Automated scripts to provision a Kubernetes cluster on the Azure cloud, based on Terraform and Ansible.
These scripts provision a Kubernetes cluster with a separate etcd cluster. The etcd cluster has 3 VMs, this number can be overridden when launching the Terraform script. The Kubernetes cluster has 2 master VMs and 2 node VMs, these numbers can also be configured when launching the Terraform script. There is also a jumpbox with a public SSH endpoint that can be used for accessing the VMs inside the virtual network.
- The host node where these scripts will be run needs to have a Python 2 environment, Ansible requires it.
- If we're rebuilding a previous infrastructure, make sure to delete previous SSH keys from
known_hosts
. - Ansible >= 2.2.1.0
- Azure Python SDK == 2.0.0rc5
- Terraform >= 0.10.7
You need an Azure service principal in order for Ansible (through Azure's Python SDK) and Terraform (through Azure's Go SDK) to authenticate against the Azure API. You can use this guide to create the service principal account and obtain the needed parameters:
- subscription_id
- client_id
- client_secret
- tenant_id
For configuring Ansible you can use environment variables or store them in the file $HOME/.azure/credentials
in an ini style format. For configuring Terraform you can set these parameters in tf var files.
Afterwards, kubectl
uses tokens to authenticate against the Kubernetes API. The tokens can be found in the files/tokens.csv
file.
The resource group name is an argument to all scripts. This resource group must not exist yet.
export RESOURCE_GROUP=kubernetesnew
The resource group name is used to build some other parameters such as the jumpbox DNS name, $RESOURCE_GROUP-jbox.westeurope.cloudapp.azure.com
, or the kubernetes master DNS name, $RESOURCE_GROUP-master.westeurope.cloudapp.azure.com
.
Terraform is used for provisioning the Azure infrastructure. You may also want to alter the ssh_key_location
variable which points to the SSH key that will be associated with the brpxuser
user in the VMs.
terraform apply -var "resource_group=$RESOURCE_GROUP"

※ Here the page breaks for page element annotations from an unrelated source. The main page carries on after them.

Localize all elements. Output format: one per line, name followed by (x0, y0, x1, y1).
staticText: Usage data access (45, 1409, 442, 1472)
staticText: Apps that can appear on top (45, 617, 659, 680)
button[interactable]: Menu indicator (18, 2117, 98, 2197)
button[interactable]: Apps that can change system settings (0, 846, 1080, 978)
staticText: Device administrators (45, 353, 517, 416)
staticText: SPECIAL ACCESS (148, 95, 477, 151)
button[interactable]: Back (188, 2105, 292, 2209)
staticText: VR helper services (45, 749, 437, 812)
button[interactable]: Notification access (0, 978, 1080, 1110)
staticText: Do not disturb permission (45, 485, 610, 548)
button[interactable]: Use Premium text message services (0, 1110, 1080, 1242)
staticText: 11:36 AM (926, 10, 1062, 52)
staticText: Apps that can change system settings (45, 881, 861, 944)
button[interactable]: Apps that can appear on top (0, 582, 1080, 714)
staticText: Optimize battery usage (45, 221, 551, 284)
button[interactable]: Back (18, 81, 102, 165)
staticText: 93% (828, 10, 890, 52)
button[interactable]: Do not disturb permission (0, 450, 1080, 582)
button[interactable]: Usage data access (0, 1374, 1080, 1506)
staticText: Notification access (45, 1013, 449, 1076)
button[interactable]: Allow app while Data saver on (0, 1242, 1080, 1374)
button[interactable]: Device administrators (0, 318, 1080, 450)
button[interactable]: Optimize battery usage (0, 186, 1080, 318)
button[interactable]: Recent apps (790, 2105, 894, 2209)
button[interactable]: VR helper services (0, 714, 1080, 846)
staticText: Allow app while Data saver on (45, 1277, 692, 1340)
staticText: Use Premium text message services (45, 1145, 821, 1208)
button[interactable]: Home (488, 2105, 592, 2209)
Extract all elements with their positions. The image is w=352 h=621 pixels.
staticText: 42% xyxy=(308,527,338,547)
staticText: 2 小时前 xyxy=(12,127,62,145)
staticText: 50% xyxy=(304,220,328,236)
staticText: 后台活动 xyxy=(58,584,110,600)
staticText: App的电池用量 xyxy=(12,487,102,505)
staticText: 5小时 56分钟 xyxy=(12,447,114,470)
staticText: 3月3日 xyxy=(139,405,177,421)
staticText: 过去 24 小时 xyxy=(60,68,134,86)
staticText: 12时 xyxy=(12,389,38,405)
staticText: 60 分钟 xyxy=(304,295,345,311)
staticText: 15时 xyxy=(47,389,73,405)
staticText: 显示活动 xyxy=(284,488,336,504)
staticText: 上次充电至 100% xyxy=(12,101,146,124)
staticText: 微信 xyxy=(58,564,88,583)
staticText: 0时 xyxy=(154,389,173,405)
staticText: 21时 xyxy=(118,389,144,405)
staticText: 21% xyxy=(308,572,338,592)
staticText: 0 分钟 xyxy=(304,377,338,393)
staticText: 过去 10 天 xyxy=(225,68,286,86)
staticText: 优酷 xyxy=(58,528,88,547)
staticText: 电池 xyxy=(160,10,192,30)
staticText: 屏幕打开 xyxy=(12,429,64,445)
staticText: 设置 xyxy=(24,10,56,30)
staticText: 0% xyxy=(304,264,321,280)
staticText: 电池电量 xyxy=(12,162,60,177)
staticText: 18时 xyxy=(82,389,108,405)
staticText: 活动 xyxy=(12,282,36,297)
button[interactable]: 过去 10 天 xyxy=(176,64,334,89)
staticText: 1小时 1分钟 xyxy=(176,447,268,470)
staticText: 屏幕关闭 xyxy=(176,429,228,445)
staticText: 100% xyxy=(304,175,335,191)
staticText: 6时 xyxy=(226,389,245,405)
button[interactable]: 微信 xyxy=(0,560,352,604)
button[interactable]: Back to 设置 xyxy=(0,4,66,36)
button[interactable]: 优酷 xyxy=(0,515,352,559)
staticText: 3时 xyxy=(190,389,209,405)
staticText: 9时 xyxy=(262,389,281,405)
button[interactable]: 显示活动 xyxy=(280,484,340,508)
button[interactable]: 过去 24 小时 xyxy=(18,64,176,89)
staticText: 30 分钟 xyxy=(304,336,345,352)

Ansible is used for configuring the VMs, and the Azure RM dynamic inventory script is used to fetch the VM details. This inventory script is included with Ansible, but it can also be fetched from here.
Ansible expects nodes to have a Python interpreter on /usr/bin/python
. CoreOS does not come with a Python interpreter installed so a bootstrap step is needed in this case.
ansible-playbook -i azure_rm.py -e resource_group=$RESOURCE_GROUP bootstrap.yml
The communications between the nodes and the master is authenticated via PKI. The communications between the master and the nodes is not yet authenticated, the certificates are not verified, but the PKI is already in place for when this feature is implemented in Kubernetes.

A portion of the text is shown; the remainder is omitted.